Cela fait effectivement réfléchir...réfléchir aussi à ce à quoi nous accordons de la valeur. À ce que l'extérieur nous désigne comme ayant de la valeur ou à ce que nous pourrions sentir par nous-mêmes, il est vrai, si nous en prenions le temps de nous arrêter...?

Anonyme a dit…

OUI...
... m' enfin, tout ce petit monde qui se déplace dans ce hall de métro... considère-t-il qu'il a le choix de s'arrêter et de savourer ? De même, en considérant qu' ils ne sont pas aussi insensibles que cela... était-il nécessaire de faire jouer un si illustre musicien (?!) pour faire ressortir la prétendue indifférence ou insensibilité qu' on semble vouloir nous désigner...
La plus grande des étrangetés est pour ma part, dans le fait que celui qui est capable de jouer pour tous, n' importe qui, et pour "personne"... soit surtout capable de se faire payer autant...
Est-ce vraiment nous qui décidons de ce qui se monnaye ? De ce que l'on achète, peut-être, et du prix que l' on y met, sans doute...
D' accord pour la valeur que chacun accorde, pourtant, comme il le peut, je crois...
Merci, pour ce post plus riche en interrogations qu' autre chose, vu d' ici.
Brigitte-confiante

Anonyme a dit…

Merci Nikita, pour ma part je pense que la plupart ne l'on pas remarqué ou à peine à cause de l'endroit, du moment, etc.
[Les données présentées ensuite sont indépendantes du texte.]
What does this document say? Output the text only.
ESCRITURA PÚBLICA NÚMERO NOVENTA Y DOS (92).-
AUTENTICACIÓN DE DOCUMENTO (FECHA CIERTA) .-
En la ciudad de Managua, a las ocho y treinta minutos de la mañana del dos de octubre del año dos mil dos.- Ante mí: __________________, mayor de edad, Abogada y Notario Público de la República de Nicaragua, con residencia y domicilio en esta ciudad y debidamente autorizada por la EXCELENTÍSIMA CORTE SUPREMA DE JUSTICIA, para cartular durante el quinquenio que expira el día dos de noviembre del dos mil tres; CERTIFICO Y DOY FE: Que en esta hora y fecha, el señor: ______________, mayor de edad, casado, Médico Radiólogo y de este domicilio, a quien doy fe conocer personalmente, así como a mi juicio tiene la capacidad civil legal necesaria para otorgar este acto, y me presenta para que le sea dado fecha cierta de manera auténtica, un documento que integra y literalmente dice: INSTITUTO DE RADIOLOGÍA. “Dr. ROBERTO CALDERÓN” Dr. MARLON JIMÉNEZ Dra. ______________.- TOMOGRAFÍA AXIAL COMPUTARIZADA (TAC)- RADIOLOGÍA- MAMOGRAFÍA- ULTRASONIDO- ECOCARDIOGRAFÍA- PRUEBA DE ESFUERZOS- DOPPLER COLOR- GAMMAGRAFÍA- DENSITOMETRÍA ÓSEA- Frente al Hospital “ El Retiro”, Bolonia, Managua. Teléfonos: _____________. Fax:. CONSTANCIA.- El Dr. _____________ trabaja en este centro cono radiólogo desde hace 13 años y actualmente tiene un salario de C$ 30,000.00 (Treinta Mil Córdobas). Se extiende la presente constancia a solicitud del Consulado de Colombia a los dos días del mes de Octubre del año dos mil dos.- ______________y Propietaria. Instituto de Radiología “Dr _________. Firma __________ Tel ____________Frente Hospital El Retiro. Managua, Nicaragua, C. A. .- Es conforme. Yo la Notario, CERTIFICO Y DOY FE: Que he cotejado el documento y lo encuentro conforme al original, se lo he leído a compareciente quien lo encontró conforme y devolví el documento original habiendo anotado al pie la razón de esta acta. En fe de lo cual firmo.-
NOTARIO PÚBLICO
J'aurai surement fait la même chose que tous ces passants surtout si je partais travailler...Bien qu'en ce moment je lève le pied alors peut être me serais je accordé le droit d'écouter quelques minutes cette belle musique !? Quel est la place du beau dans ma vie ?
merci, Karl

gjmtenba a dit…

Le décalage est sans doute trop important...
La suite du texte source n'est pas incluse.